Thursday 3 October 2013

BuildMaster review

I've been using a program called BuildMaster for my personal software projects for a while now, and I have to say I am a fan. All I've really been doing with it is managing builds and releases for little apps that manage personal data for me - tracking spending, making notes, keeping time at work - but it's still been really helpful.

Previously, I would develop code up to a certain point, manually deploy it, use it for a bit, realise it had bugs, fix it a bit again, then leave it alone for a while. Repeating that process, even though I was using source control, I would grow less and less confident in the code itself and the releases I had done. What version am I running here? Could be anything. Where did it come from in source control? Can I get it back without having to fix the code I'm updating now? Not unless you figure out all the other answers first.

That's what BuildMaster does for me and my one-man, self-serve software shop. Because I'm naming releases, numbering builds and labelling them in source control, it's all tied together very nicely. Because I have set up an ad-hoc testing environment between development and production, I can do some tests before promoting a build and be confident that, should it be necessary, I can revert to a previous build or get back exactly the previous code version if I need to, without searching the source control history for what looks right.

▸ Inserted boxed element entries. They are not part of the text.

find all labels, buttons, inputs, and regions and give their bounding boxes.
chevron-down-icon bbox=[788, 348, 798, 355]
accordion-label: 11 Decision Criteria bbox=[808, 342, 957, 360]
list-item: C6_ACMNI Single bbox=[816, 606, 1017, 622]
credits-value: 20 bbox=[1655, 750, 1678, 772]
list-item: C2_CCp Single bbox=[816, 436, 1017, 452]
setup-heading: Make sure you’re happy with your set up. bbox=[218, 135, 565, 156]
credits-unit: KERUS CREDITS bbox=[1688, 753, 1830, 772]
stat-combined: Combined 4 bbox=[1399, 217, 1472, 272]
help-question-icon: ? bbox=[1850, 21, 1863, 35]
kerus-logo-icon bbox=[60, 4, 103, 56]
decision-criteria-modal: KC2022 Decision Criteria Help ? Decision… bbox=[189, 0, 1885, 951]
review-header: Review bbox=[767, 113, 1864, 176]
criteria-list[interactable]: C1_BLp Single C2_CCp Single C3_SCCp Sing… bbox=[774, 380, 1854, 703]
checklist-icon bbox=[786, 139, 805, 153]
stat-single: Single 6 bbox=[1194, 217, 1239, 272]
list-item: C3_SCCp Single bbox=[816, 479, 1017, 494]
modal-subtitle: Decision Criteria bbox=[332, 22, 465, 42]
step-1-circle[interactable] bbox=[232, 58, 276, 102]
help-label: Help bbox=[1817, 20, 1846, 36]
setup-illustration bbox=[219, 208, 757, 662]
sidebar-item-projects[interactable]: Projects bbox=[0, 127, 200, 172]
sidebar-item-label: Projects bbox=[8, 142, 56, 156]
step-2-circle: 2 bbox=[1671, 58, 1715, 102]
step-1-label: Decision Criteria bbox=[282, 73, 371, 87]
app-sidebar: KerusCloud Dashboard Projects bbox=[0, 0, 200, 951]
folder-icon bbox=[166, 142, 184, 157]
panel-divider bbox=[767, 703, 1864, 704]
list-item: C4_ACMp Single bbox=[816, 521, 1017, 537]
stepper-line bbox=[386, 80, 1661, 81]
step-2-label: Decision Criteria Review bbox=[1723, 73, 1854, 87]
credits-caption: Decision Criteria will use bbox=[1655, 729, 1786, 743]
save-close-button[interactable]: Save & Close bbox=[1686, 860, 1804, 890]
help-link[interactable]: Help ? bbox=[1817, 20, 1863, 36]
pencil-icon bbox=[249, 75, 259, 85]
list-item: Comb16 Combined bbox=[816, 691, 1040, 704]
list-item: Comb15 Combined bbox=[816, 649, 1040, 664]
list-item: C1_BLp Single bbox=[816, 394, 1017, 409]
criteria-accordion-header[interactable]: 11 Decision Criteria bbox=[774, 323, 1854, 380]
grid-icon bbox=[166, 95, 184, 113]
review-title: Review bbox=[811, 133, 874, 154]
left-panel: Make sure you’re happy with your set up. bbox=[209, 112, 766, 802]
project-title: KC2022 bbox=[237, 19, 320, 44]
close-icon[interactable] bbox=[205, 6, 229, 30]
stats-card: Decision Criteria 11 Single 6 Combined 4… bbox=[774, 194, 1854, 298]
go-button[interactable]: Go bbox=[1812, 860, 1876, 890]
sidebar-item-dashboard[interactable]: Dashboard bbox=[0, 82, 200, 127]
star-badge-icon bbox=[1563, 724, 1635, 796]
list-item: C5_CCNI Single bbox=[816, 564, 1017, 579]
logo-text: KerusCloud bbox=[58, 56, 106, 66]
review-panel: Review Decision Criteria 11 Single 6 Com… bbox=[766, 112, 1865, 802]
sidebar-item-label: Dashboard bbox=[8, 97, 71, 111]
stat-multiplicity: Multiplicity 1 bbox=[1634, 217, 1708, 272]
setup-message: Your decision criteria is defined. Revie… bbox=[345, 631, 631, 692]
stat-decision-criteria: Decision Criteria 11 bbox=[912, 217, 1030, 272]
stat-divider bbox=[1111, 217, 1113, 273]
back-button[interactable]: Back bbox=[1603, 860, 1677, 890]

There's a lot more the BuildMaster can do - integrating with issue tracking, automated testing, databases and so on - and some things I wish it could do natively, such as integrating with Bazaar, my personal source control system of choice, but it has been a real boon to my personal projects so far, and I intend to keep using it at least for that. If I can convince the company to use it, I think it would help at work. We have similar problems to what I had, but on a larger, more annoying scale.

Mokalus of Borg

PS - We need something at work, in any case.
PPS - Every software shop needs some kind of system, even something manual.